The 'Fighter Arcade' Genre


So, where have I gone to for these past few weeks? Among other things, I've been playing videogames until my thumbs are sore. Beating the main plot of Assassins Creed III, seeing how long I can stand the cutesyness of Mario Galaxy, putting my pokemon through their daily training regime, and, last but never least, busting out my repertoire of fighting games in honor of this year's fighting genre lineup.

Though I don't have the funds, (or, to be honest, the want) to pop pout and buy Infinite: Gods Among Us, I am perfectly happy with my collection of fighters at home. While many gamers are not particularly close to this genre of gaming, mostly due to it's lacking ability to pull of anything more unique than an 'I punch you, you punch me' scheme, I often find myself wrapped up so tightly in the vs. and vs. idea that I'll lose several hours a day when I go and pick up the games. I believe it's because I enjoy the simplicity of the gameplay. Where as some games and their mechanics can boggle a players mind in no less than fifteen minutes, fighters have the amazing ability to do just the opposite. Sure, many people say that the repetitive motions and button smashing can get boring, but fighters are practically where the original idea of 'button mashing' even came from, and to this day rubbing your face across the controller is almost guaranteed to win you the fight more often than accurately executing your own final move will. Speaking of such smashing, I can guarantee that such a technique will only work against your friends, and not the game CPU, which is one of the only reason fighters still exist, for the multiplayer.

Unlike MMO's and modern shooters, the fighting genre often requires your friend to be sitting beside you in the room to play the game, which I much prefer to the babble and confusion to online multilayer. There's just something special about being able to see your friend's face after you super-smash them to victory. Sure, you can only have two or four players for the majority of fighters, but you know what they say about three being a crowd.

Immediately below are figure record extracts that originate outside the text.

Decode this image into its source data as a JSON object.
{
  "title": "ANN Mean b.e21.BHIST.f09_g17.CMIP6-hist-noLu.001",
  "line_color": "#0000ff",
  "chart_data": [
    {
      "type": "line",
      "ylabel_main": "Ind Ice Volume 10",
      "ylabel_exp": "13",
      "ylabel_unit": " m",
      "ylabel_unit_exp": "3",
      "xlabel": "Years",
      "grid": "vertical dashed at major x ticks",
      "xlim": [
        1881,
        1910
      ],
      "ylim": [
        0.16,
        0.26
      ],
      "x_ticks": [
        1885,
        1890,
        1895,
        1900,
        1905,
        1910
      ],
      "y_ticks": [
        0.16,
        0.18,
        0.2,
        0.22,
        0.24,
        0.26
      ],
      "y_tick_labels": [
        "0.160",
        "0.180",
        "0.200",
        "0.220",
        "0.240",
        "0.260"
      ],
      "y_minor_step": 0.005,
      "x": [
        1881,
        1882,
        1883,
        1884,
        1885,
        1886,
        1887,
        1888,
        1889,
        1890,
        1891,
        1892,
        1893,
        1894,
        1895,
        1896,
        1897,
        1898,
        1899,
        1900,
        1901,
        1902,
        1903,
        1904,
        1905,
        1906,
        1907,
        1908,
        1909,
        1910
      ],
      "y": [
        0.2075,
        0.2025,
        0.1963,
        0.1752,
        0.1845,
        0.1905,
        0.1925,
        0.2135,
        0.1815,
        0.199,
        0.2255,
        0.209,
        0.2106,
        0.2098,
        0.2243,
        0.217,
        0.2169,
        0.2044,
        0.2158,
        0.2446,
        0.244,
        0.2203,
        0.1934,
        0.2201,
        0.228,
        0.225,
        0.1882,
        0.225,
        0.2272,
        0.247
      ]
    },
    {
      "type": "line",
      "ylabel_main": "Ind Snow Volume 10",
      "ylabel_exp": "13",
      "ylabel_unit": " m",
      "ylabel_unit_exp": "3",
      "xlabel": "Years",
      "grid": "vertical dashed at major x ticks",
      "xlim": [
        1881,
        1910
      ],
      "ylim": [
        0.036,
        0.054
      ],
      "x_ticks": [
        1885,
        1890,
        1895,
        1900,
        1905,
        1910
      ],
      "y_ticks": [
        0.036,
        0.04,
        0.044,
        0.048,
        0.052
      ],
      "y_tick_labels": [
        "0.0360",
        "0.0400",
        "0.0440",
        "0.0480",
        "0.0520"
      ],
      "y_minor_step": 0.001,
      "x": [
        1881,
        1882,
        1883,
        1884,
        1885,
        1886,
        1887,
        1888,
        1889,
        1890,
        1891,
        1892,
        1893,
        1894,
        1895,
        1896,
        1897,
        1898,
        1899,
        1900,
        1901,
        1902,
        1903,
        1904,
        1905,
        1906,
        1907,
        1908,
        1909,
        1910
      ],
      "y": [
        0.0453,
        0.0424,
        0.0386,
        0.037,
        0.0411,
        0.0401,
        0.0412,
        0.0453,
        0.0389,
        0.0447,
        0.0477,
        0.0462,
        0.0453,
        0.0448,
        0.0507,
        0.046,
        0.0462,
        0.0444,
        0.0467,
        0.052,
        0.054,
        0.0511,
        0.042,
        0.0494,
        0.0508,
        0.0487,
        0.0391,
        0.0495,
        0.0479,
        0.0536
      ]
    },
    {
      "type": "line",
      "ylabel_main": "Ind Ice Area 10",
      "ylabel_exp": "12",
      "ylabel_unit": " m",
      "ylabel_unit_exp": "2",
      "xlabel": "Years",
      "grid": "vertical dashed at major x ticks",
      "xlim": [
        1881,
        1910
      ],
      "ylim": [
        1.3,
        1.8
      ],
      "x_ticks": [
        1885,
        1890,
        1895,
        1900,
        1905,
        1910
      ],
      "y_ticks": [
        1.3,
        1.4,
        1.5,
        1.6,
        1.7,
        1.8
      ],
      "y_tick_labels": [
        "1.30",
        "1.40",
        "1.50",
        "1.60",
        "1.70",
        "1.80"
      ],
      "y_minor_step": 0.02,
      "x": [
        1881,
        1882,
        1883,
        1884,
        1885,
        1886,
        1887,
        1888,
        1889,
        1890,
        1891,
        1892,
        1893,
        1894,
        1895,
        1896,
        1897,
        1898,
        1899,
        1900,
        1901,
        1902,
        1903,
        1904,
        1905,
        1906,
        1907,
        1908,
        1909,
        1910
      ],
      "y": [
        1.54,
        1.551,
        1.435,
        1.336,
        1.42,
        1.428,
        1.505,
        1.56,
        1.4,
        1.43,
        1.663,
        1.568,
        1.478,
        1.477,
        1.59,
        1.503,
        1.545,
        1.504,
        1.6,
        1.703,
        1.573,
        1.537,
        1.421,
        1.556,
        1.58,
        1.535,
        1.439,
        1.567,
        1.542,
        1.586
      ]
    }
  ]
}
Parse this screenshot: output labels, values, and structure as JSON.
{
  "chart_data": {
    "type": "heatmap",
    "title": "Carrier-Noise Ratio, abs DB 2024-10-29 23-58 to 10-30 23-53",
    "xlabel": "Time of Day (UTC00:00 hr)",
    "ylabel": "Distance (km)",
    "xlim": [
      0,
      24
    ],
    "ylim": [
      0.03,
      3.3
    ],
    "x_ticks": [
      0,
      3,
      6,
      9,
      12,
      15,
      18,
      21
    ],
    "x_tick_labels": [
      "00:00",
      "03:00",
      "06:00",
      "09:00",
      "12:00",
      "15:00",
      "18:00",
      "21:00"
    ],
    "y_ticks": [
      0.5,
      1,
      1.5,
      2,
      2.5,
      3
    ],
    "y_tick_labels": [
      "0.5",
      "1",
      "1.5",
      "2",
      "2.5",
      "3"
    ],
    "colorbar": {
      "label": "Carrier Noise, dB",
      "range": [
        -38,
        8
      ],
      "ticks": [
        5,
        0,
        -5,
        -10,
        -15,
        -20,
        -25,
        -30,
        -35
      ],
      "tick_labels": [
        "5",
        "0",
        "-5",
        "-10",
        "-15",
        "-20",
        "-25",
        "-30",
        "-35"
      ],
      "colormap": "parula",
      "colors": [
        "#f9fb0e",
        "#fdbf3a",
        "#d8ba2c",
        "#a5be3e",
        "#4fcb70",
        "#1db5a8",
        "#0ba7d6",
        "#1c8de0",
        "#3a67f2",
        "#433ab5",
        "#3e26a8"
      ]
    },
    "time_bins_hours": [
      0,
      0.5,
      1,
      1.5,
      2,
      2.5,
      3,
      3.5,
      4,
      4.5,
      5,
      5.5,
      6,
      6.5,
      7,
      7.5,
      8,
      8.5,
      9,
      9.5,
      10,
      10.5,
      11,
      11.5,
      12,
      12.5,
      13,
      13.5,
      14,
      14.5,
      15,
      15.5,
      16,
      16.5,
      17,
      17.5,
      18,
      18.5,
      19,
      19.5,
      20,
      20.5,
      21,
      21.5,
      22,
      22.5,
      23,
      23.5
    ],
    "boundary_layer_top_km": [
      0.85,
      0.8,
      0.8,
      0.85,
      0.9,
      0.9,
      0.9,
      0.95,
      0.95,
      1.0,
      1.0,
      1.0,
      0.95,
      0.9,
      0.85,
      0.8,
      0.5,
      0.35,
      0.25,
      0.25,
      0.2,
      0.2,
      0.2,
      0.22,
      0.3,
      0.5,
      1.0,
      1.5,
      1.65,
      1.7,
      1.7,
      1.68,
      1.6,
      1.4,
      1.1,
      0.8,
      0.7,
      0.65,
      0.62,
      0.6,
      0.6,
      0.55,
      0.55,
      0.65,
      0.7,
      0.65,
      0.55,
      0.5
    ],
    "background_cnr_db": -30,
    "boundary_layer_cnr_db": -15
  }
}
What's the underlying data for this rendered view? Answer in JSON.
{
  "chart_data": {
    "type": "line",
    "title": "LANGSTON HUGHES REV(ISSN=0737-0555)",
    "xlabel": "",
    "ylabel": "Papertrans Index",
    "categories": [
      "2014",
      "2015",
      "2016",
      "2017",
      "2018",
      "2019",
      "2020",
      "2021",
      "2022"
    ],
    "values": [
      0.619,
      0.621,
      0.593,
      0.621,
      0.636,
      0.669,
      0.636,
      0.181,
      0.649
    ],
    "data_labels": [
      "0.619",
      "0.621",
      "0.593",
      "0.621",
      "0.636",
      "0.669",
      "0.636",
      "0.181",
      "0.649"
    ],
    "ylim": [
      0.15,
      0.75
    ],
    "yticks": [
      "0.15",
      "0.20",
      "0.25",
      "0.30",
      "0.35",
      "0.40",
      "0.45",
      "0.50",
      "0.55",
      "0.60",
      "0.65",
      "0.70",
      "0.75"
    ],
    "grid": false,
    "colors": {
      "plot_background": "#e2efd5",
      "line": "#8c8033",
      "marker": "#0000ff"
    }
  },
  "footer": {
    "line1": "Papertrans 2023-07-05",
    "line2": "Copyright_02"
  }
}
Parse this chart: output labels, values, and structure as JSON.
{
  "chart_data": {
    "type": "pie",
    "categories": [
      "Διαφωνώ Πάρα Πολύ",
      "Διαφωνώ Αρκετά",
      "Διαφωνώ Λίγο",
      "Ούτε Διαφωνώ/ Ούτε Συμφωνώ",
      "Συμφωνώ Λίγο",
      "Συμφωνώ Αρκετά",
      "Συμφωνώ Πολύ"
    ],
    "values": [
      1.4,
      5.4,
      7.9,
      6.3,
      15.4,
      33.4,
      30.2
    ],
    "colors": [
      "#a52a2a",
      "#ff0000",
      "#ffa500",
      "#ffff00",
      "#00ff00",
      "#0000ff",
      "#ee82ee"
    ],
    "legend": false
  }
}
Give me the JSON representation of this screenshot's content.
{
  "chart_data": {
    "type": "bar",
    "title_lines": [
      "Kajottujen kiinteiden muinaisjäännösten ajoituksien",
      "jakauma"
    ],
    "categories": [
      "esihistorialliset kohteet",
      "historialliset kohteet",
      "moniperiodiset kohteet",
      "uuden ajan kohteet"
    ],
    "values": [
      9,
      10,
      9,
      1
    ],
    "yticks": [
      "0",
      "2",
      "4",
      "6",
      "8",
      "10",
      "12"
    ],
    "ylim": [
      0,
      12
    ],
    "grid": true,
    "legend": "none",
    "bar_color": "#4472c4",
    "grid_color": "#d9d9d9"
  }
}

Still, it can be a drag playing in a party if one person has never held a gaming controller in their life, or even yet, if they can't figure out how to chain together the first in a string of light punches. But, remember what I said earlier, about button mashing actually being effective? Truth is, while some fighters do require a certain degree of skill to play, some people hold just the right amount of natural skill to pull out a victory and surprise everyone in a room.

All of that being said, if you've never gotten into fighters, but for some strange reason want to pick one up either for a party's sake, or just for the S and G, then try your best to seek out the more foreign branches of the games, such as Guilty Gear or Blaze Blue. If you can't find anything of the sort, seek out the oldest titles you can of the more popular series, such as Mortal Kombat or Soul Calibur (as, there is a reason they have been around for so long). And, last but probably my best piece of advise, if you're just learning how the fighting genre works, or looking for a simplistic, but fun game, head out and get my favorite game that falls under this genre: Super Smash Bros., from Nintendo. Whatever you may end up with, good luck, and may the best fighter win!